That would be cool to be able to say my talk show was on a top 10 market, rather than market #76 at the time, today #77. Of course WILM can't be heard in most of the Philly radio market area, but hey why get picky, haha !
Cecil County is kind of split as folks there commute in both directions, north towards Wilmington and south towards Baltimore. Many of those folks actually do a lot of their shopping in the Newark/Glasgow area due to the tax free shopping, so they do relate to New Castle County, probably more than they relate to the city of Wilmington. I'd agree with you that yes, Cecil County is Orioles and Raven country far more than it is Wilmington Blue Rocks or Phillies or Eagles country. So in today's world probably the eastern side of Cecil would link with the Wilmington Metro, but not to the degree of the past, but more than Balt, but the western side would certainly identify more with Balt and probably very little with Wilmington or NCC as there are other places closer today to go to shop for that part of their county.
Salem county NJ, which still is a very rural place (actually a very nice place if you can afford the high taxes and horrible property taxes, probably was linked to Wilmington as the ferry connected them directly to Old New Castle, which linked them to the downtown shopping of Wilmington back in the day when downtown Wilmington was an actual destination worth traveling to. Philly was a much further journey so they probably did relate more to Wilmington then than Philly. Today, it is less so, but there are a pile of NJ cars driving in and around the New Castle/ South of Wilmington area for shopping, and employment as it is still a shorter journey to come to NCC than Philly from Salem County NJ. So the link is still there, but I'd agree that people today aren't as locally oriented as in the past. Obviously for TV, Philly is the only game in town, radio probably some listen to Wilmington radio and others, depending on what their ear likes, Philly radio, just as folks on my side of the river do.
I'd also agree that in today's world, especially as most people living in the Wilmington area are NOT locals, but transplants due to DuPont, ICI, Hercules, the gazillion credit card banks here, etc. So they don't have that local loyalty that someone like me, a native born Wilmingtonian would have, so yes, I'd agree that today, probably most see this area as being a part of the greater Philly Metro Area or as a bedroom community to Philly (as our TV, much of our radio, our major sports, and even much of our cultural stuff, plus a more exciting nightlife scene for the young, all comes from Philly) and these folks see as the sub set their home being Wilmington and vicinity, and actually more likely not wanting to claim Wilmington at all, due to the city's failure to be a place anyone would want to be, so most people probably see their home being as the New Castle County area as a subset of the Philly Metro.

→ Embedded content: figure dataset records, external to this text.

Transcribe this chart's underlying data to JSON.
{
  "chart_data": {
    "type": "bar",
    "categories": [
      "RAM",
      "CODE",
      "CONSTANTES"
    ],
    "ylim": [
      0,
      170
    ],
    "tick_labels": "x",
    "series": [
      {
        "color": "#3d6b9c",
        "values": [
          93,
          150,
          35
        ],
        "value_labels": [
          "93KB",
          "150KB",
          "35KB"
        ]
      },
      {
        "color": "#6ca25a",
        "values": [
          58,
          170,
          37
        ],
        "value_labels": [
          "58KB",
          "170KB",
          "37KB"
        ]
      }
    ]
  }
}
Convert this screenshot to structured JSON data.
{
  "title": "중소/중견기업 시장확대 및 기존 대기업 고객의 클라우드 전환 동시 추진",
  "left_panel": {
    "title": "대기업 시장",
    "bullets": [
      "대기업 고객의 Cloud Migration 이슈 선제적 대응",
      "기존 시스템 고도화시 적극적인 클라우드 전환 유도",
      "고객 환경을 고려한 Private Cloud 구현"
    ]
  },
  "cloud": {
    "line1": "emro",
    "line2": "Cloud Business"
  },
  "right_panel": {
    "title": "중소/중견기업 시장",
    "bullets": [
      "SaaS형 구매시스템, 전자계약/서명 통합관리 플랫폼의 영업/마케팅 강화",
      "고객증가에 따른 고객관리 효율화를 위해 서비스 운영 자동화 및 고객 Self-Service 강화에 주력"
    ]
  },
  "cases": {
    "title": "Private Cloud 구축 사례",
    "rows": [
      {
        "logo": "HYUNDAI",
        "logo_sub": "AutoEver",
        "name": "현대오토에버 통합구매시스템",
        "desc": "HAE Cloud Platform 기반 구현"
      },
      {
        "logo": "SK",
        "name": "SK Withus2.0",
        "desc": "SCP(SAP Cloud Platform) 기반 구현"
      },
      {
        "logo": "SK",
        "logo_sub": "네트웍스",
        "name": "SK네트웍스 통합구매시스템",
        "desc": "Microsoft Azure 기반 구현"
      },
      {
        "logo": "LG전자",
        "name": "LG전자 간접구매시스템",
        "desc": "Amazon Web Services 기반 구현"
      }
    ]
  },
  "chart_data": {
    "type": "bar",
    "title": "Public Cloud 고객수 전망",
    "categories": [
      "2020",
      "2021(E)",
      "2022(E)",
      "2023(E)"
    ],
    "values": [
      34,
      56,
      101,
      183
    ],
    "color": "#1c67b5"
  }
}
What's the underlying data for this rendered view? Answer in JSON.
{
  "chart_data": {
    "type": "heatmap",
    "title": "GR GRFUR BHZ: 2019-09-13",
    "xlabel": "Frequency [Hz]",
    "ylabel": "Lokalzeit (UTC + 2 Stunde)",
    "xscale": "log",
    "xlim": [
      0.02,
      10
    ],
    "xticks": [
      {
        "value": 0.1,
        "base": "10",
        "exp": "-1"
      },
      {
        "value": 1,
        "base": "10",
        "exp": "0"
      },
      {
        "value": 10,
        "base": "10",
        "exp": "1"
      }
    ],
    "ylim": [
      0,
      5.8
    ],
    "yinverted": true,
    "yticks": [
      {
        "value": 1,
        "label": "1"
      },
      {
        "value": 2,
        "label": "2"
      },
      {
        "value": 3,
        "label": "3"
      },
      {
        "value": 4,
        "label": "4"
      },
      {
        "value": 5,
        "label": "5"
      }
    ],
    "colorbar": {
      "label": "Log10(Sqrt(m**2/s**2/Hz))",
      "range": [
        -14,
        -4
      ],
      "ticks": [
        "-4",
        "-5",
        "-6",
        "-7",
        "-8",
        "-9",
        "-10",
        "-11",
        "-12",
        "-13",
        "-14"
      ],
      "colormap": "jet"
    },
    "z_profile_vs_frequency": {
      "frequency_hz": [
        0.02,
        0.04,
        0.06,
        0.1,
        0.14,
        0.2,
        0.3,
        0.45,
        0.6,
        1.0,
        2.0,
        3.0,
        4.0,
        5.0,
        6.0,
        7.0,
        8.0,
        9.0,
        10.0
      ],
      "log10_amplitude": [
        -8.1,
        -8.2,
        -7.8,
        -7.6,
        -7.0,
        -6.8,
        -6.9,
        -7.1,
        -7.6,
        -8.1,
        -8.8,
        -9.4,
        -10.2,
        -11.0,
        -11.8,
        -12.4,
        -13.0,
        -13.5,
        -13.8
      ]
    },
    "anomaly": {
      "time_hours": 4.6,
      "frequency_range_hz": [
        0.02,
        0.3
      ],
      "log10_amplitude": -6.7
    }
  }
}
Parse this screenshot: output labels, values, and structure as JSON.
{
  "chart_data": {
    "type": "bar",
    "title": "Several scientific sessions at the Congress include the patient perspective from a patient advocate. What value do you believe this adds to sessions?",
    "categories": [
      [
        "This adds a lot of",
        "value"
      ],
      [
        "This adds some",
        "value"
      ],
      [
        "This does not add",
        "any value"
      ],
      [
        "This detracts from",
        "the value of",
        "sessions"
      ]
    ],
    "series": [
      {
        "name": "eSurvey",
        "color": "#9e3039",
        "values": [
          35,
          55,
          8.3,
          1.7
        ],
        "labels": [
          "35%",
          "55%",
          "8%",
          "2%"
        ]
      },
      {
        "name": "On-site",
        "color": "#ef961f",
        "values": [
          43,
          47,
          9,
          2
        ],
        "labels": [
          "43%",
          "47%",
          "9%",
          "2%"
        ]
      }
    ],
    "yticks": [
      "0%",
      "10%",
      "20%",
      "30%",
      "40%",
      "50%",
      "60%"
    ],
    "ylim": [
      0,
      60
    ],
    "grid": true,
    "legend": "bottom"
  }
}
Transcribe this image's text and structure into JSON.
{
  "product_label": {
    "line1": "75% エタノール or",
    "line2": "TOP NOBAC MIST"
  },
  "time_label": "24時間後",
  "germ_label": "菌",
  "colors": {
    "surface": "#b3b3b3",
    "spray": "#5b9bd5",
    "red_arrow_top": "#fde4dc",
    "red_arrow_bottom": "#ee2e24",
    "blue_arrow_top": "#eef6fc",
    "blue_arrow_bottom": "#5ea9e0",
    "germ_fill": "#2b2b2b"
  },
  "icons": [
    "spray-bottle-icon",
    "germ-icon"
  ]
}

Note how the former Wilmington Symphony became the Delaware Symphony, even the Wilmington News Journal dropped the Wilmington from their mast head and is simply the News Journal also they are located in the county outside of the city. None of the radio stations are actually located in Wilmington, other than some of their towers, but their studios are in the county. I'm sure if the FCC didn't have a requirement to say Wilmington in the legal ID, most local stations here would probably opt to not say Wilmington as most of their listeners are suburbanites who don't really identify with the city. So most folks today do relate to New Castle County far more than Wilmington. Wilmington has become basically the postal zone for most folks mail, but not much more. As the largest city in Delaware and the only one with any sort of city skyline, etc, Wilmington by default is the name used to describe our local metro area. Other than suburbanites who work in the city, most suburbanites avoid the city like the plague.
But the powers to be still give this area it's own metro status and own radio market. Now part of that might also be so that each state has its own metro area and have a radio market. As it is, Delaware is the only state that doesn't have it's own real commercial TV station, or any passenger airline service (yet we have the 11th busiest train station in the nation and the shuttle companies serving the Wilmington area via the Philly airport are doing great business. If Wilmington was located where Dover is, we'd probably not be having this discussion as that Wilmington would have it's own TV, and probably more radio, it's own commercial air service, maybe not just a minor league baseball, but minor league football, basketball, hockey; its own metro area that wouldn't be a part of Philly's, etc. Unfortunately, the real Wilmington is so close to Philly that hurt those things.
Matt, my prediction: is that eventually those Dover radio stations will be added to the Wilmington radio market as the actual "Wilmington Metro Area" extends more south to Dover than east-west between Cecil and Salem counties today. There's a far more solid connection between Wilmington and Dover than was in the past.
Delaware is a small place with a small population as compared to all other areas in the Northeast between Boston and Washington. So what little local identity we in New Castle County have can easily get over shadowed by the much larger Philly and Baltimore markets near by. It is what it is.